WASHINGTON — The Supreme Court on Friday reinstated the death sentence of Dzhokhar Tsarnaev, who was convicted of helping carry out the 2013 Boston Marathon bombings.
The vote was 6 to 3, with the court’s three liberal members in dissent.
The bombings, near the finish line of the marathon, killed three people and injured 260, many of them grievously. Seventeen people lost limbs. A law enforcement officer was killed as the brothers fled a few days later. Tamerlan Tsarnaev, Dzhokhar’s older brother and accomplice, died after a shootout with the police.
A three-judge panel of the U.S. Court of Appeals for the First Circuit, in Boston, upheld Dzhokhar Tsarnaev’s convictions in 2020 on 27 counts. But the appeals court ruled that his death sentence should be overturned because the trial judge had not questioned jurors closely enough about their exposure to pretrial publicity and had excluded evidence concerning Tamerlan Tsarnaev.
After the appeals court ruling, lawyers for the federal government during the Trump administration urged the Supreme Court to hear the case. After the justices agreed to review it, the Biden administration pursued the case, United States v. Tsarnaev, No. 20-443, even though President Biden has said he will work to abolish federal executions and the Justice Department under his administration has imposed a moratorium on carrying out the federal death penalty.
Until July 2020, there had been no federal executions in 17 years. In the six months that followed, the Trump administration executed 13 inmates, more than three times as many as the federal government had put to death in the previous six decades.
There was no dispute about Mr. Tsarnaev’s guilt, Judge O. Rogeriee Thompson wrote for the appeals court panel.
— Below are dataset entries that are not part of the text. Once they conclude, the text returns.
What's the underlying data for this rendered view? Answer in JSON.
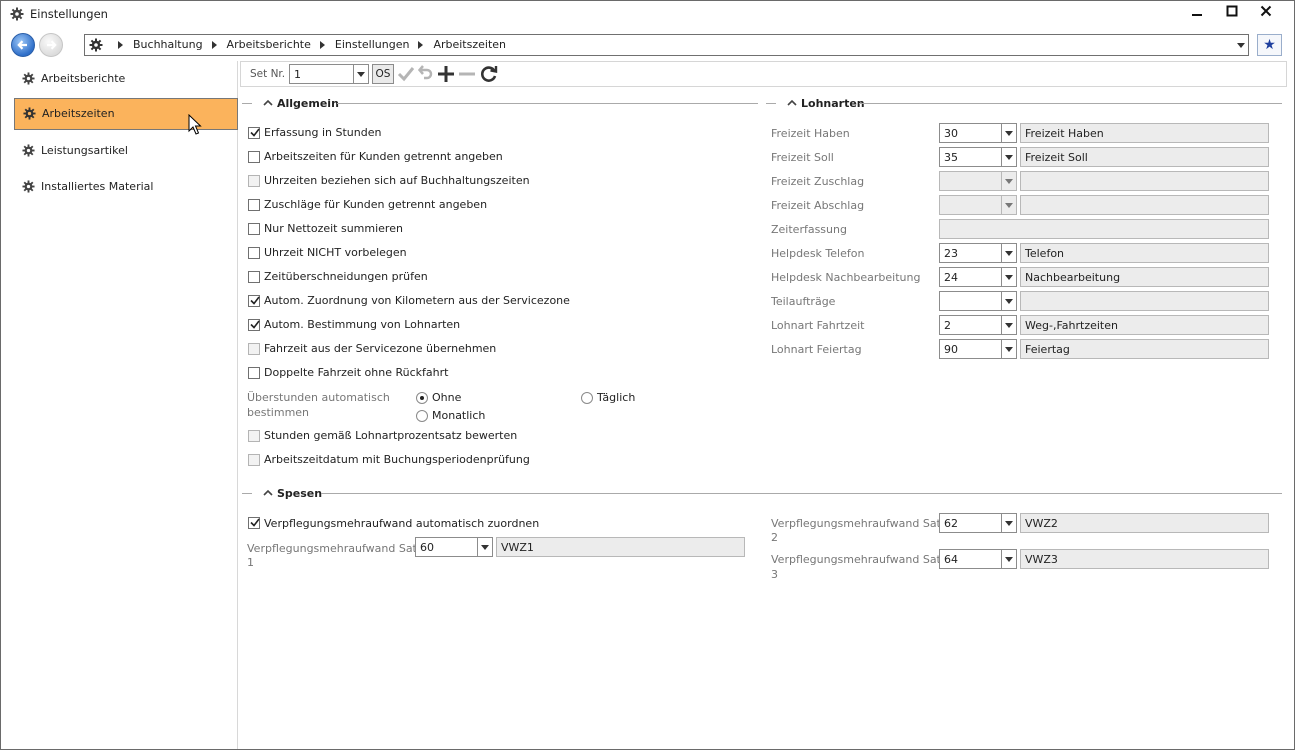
{
  "window": {
    "title": "Einstellungen"
  },
  "breadcrumb": [
    "Buchhaltung",
    "Arbeitsberichte",
    "Einstellungen",
    "Arbeitszeiten"
  ],
  "sidebar": {
    "items": [
      {
        "label": "Arbeitsberichte"
      },
      {
        "label": "Arbeitszeiten"
      },
      {
        "label": "Leistungsartikel"
      },
      {
        "label": "Installiertes Material"
      }
    ]
  },
  "toolbar": {
    "set_label": "Set Nr.",
    "set_value": "1",
    "os_label": "OS"
  },
  "allgemein": {
    "title": "Allgemein",
    "checkboxes": [
      {
        "label": "Erfassung in Stunden",
        "checked": true
      },
      {
        "label": "Arbeitszeiten für Kunden getrennt angeben",
        "checked": false
      },
      {
        "label": "Uhrzeiten beziehen sich auf Buchhaltungszeiten",
        "checked": false,
        "disabled": true
      },
      {
        "label": "Zuschläge für Kunden getrennt angeben",
        "checked": false
      },
      {
        "label": "Nur Nettozeit summieren",
        "checked": false
      },
      {
        "label": "Uhrzeit NICHT vorbelegen",
        "checked": false
      },
      {
        "label": "Zeitüberschneidungen prüfen",
        "checked": false
      },
      {
        "label": "Autom. Zuordnung von Kilometern aus der Servicezone",
        "checked": true
      },
      {
        "label": "Autom. Bestimmung von Lohnarten",
        "checked": true
      },
      {
        "label": "Fahrzeit aus der Servicezone übernehmen",
        "checked": false,
        "disabled": true
      },
      {
        "label": "Doppelte Fahrzeit ohne Rückfahrt",
        "checked": false
      }
    ],
    "ueberstunden": {
      "label_line1": "Überstunden automatisch",
      "label_line2": "bestimmen",
      "options": [
        "Ohne",
        "Monatlich",
        "Täglich"
      ],
      "selected": "Ohne"
    },
    "checkboxes2": [
      {
        "label": "Stunden gemäß Lohnartprozentsatz bewerten",
        "checked": false,
        "disabled": true
      },
      {
        "label": "Arbeitszeitdatum mit Buchungsperiodenprüfung",
        "checked": false,
        "disabled": true
      }
    ]
  },
  "lohnarten": {
    "title": "Lohnarten",
    "rows": [
      {
        "label": "Freizeit Haben",
        "code": "30",
        "text": "Freizeit Haben"
      },
      {
        "label": "Freizeit Soll",
        "code": "35",
        "text": "Freizeit Soll"
      },
      {
        "label": "Freizeit Zuschlag",
        "code": "",
        "text": ""
      },
      {
        "label": "Freizeit Abschlag",
        "code": "",
        "text": ""
      },
      {
        "label": "Zeiterfassung",
        "code": "",
        "text": ""
      },
      {
        "label": "Helpdesk Telefon",
        "code": "23",
        "text": "Telefon"
      },
      {
        "label": "Helpdesk Nachbearbeitung",
        "code": "24",
        "text": "Nachbearbeitung"
      },
      {
        "label": "Teilaufträge",
        "code": "",
        "text": ""
      },
      {
        "label": "Lohnart Fahrtzeit",
        "code": "2",
        "text": "Weg-,Fahrtzeiten"
      },
      {
        "label": "Lohnart Feiertag",
        "code": "90",
        "text": "Feiertag"
      }
    ]
  },
  "spesen": {
    "title": "Spesen",
    "auto_label": "Verpflegungsmehraufwand automatisch zuordnen",
    "satz1": {
      "label_line1": "Verpflegungsmehraufwand Satz",
      "label_line2": "1",
      "code": "60",
      "text": "VWZ1"
    },
    "satz2": {
      "label_line1": "Verpflegungsmehraufwand Satz",
      "label_line2": "2",
      "code": "62",
      "text": "VWZ2"
    },
    "satz3": {
      "label_line1": "Verpflegungsmehraufwand Satz",
      "label_line2": "3",
      "code": "64",
      "text": "VWZ3"
    }
  }
}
But, she added, “a core promise of our criminal justice system is that even the very worst among us deserves to be fairly tried and lawfully punished.”
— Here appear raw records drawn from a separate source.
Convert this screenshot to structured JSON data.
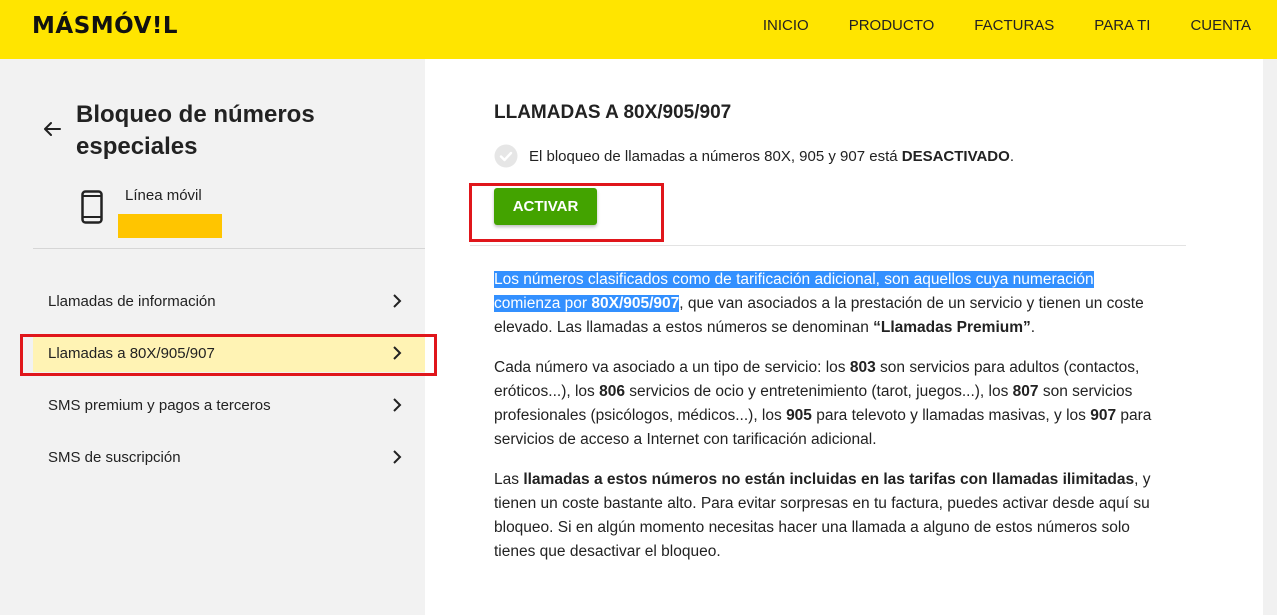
{
  "header": {
    "logo_main": "MÁSMÓV",
    "logo_bang": "!",
    "logo_end": "L",
    "nav": [
      "INICIO",
      "PRODUCTO",
      "FACTURAS",
      "PARA TI",
      "CUENTA"
    ]
  },
  "sidebar": {
    "title": "Bloqueo de números especiales",
    "line_label": "Línea móvil",
    "items": [
      {
        "label": "Llamadas de información"
      },
      {
        "label": "Llamadas a 80X/905/907"
      },
      {
        "label": "SMS premium y pagos a terceros"
      },
      {
        "label": "SMS de suscripción"
      }
    ],
    "active_index": 1
  },
  "main": {
    "title": "LLAMADAS A 80X/905/907",
    "status_prefix": "El bloqueo de llamadas a números 80X, 905 y 907 está ",
    "status_value": "DESACTIVADO",
    "status_suffix": ".",
    "activate_label": "ACTIVAR",
    "p1": {
      "sel_a": "Los números clasificados como de tarificación adicional, son aquellos cuya numeración comienza por ",
      "sel_b": "80X/905/907",
      "rest": ", que van asociados a la prestación de un servicio y tienen un coste elevado. Las llamadas a estos números se denominan ",
      "bold": "“Llamadas Premium”",
      "end": "."
    },
    "p2": {
      "t1": "Cada número va asociado a un tipo de servicio: los ",
      "b1": "803",
      "t2": " son servicios para adultos (contactos, eróticos...), los ",
      "b2": "806",
      "t3": " servicios de ocio y entretenimiento (tarot, juegos...), los ",
      "b3": "807",
      "t4": " son servicios profesionales (psicólogos, médicos...), los ",
      "b4": "905",
      "t5": " para televoto y llamadas masivas, y los ",
      "b5": "907",
      "t6": " para servicios de acceso a Internet con tarificación adicional."
    },
    "p3": {
      "t1": "Las ",
      "b1": "llamadas a estos números no están incluidas en las tarifas con llamadas ilimitadas",
      "t2": ", y tienen un coste bastante alto. Para evitar sorpresas en tu factura, puedes activar desde aquí su bloqueo. Si en algún momento necesitas hacer una llamada a alguno de estos números solo tienes que desactivar el bloqueo."
    }
  },
  "colors": {
    "brand_yellow": "#ffe500",
    "button_green": "#43a300",
    "annotation_red": "#e0161b",
    "selection_blue": "#3390ff"
  }
}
“Just to be crystal clear,” Judge Thompson wrote, “Dzhokhar will remain confined to prison for the rest of his life, with the only question remaining being whether the government will end his life by executing him.”
Judge Thompson wrote that the trial judge should not have excluded evidence that Tamerlan Tsarnaev had been involved in a triple murder in 2011, which could have bolstered an argument from defense lawyers that he had dominated and intimidated his younger brother.
In a 2013 F.B.I. interview, a friend of Tamerlan Tsarnaev named Ibragim Todashev admitted to participating with him in the robbery of three drug dealers in Waltham, Mass., in 2011. But he added that Tamerlan Tsarnaev alone had slit the victims’ throats. As Mr. Todashev started to write down his confession, he suddenly attacked the agents, who shot and killed him.